Physiologically, spinal cord central sensitization is defined as the increased reactivity of the spinal dorsal horn to peripheral nociceptor stimuli. The induction of spinal cord central sensitization is associated with NMDA receptor subtypes, which have previously been categorized. The NMDA receptor is activated via the phosphorylation of NR1 (24). The decrease in pNR1 immunoreactive neurons in the spinal dorsal horn is consistent with the decrease in hyperalgesia following the injection of PBN (9), which was used as an antioxidant in neuropathic pain and inflammatory pain models. Therefore, ROS are involved in central sensitization through NMDA receptor activation.

In the present study, pNR1 expression was decreased by which was inhibited the superoxide mediated by xanthine oxidase (XO), superoxide and NO (precursors of peroxynitrite), indicating that ROS are involved in the central sensitization mechanism associated with the NMDA receptor in the SCI model.
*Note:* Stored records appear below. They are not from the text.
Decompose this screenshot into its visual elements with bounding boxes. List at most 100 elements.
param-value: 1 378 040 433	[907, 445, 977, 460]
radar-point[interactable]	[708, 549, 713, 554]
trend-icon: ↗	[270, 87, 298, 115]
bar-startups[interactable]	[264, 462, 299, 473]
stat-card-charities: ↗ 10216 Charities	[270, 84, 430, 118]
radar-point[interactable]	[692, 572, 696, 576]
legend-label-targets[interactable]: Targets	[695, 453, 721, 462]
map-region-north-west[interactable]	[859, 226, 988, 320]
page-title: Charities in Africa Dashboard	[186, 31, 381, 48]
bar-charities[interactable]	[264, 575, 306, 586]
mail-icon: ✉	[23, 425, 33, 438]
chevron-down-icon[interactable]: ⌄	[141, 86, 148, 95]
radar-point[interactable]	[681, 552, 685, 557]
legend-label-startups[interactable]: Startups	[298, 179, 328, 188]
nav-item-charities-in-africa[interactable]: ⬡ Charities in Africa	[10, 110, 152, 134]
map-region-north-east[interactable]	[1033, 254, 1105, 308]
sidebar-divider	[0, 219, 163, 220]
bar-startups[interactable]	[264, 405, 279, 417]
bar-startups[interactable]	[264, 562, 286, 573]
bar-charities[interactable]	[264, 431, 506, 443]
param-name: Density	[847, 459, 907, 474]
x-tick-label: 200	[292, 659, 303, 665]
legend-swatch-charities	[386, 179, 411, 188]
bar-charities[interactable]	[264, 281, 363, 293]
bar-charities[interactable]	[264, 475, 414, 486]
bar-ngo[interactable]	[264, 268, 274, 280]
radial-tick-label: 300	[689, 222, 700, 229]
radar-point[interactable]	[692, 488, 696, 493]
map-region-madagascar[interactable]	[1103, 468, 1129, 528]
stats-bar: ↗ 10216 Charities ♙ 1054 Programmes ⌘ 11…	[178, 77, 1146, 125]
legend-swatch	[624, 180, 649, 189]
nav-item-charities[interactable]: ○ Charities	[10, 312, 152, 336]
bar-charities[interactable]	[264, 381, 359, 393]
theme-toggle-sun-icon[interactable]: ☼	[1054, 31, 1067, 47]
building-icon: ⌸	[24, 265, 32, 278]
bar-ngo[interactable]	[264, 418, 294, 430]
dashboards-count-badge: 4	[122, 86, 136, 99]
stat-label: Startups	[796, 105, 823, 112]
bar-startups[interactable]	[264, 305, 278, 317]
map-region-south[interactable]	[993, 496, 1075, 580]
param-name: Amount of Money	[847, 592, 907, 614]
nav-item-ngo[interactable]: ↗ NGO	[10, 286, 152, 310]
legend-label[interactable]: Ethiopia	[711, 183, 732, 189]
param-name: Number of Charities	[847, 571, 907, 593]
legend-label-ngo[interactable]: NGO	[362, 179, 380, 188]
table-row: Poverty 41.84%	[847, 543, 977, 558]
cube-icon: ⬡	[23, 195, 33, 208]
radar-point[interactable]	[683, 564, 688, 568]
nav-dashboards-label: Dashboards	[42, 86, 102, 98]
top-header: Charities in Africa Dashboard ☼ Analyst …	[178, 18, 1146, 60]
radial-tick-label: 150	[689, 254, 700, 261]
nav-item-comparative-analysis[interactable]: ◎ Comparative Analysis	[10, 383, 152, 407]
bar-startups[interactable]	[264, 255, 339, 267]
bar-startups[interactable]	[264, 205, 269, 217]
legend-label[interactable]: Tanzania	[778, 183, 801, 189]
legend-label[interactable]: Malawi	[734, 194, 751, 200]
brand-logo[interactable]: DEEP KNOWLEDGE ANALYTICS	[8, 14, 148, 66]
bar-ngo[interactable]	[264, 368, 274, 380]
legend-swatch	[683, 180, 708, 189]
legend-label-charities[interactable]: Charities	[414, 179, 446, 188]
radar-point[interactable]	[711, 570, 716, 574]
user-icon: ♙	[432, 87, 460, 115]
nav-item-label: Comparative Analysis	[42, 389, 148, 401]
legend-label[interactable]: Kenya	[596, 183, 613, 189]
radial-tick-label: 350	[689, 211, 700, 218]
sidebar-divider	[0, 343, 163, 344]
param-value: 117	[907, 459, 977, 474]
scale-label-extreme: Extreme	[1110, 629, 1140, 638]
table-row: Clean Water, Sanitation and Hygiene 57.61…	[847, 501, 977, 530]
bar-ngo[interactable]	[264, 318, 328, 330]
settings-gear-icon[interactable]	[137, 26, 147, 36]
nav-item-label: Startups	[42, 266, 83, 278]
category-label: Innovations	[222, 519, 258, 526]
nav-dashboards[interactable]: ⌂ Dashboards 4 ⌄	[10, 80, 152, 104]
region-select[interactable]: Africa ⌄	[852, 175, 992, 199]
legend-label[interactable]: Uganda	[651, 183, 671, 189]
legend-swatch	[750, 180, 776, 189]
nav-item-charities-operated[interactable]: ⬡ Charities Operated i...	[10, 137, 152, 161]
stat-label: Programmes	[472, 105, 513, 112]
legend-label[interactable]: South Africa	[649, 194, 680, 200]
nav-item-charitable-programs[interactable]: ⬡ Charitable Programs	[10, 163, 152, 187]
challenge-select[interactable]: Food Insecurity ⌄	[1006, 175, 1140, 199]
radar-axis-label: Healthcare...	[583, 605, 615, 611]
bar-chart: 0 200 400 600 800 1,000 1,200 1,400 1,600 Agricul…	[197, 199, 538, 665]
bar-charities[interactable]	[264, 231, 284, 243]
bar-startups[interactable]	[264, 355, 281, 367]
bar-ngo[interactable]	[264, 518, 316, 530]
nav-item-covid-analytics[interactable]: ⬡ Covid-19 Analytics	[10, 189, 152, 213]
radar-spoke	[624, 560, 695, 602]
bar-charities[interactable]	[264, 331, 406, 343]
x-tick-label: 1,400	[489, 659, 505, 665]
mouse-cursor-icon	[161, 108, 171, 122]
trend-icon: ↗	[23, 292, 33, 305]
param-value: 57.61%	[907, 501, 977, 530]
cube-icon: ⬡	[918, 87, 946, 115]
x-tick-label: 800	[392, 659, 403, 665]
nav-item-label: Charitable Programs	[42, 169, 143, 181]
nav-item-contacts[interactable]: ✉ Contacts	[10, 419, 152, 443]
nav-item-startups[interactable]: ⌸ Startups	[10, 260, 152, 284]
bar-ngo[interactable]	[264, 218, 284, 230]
Previous studies on the hippocampus and other cerebral regions have demonstrated that long-term potentiation (LTP) in synaptic efficacy may be produced postsynaptically by an alteration in patterns of presynaptic stimulation. It has been demonstrated that intense, recurrent and/or sustained noxious stimulation of C fibers leads to an increase in synaptic efficacy and wide dynamic range neuron excitability in the dorsal horn (25,26). Processes leading to central sensitization are associated with the processes underlying LTP and involve the engagement of NMDA receptors. Using electrophysiological and pharmacological approaches, NMDA receptors have been shown to have an important role in neuropathic pain (27,28). In the present study, a significant increase in pNR1 immunoreactivity was observed in the superficial laminae of dorsal horns from rats with neuropathic pain in an SCI model. This discrepancy may be accounted for by differences in the animal models used, time points or the methods used for the detection of pain behavior. Nociceptive behavior was assessed using the paw withdrawal threshold. However, Zou et al (14) demonstrated that only pNR1 in the spinal dorsal horn was enhanced following SCI, not NR1 itself. The sensitization of spinal dorsal horn neurons is expressed very rapidly and reversibly (14). However, the sensitization of spinal horn neurons induced by SCI, underlying chronic, pathological and painful states, lasts a long time, and may be associated with alterations in gene expression of NR1, and ultimately, morphological changes in NR1 expression.

In conclusion, superoxide produced by XO, and superoxide and NO as precursors of peroxynitrite, were demonstrated to be involved in the mediation of central sensitization associated with the phosphorylation of the NMDA receptor in an SCI model. These ROS contributed to the etiology and maintenance of mechanical allodynia. Therefore, the observations indicate that SOD, an ROS scavenger, may be used as a potential therapeutic agent to reduce CCP in patients following SCI.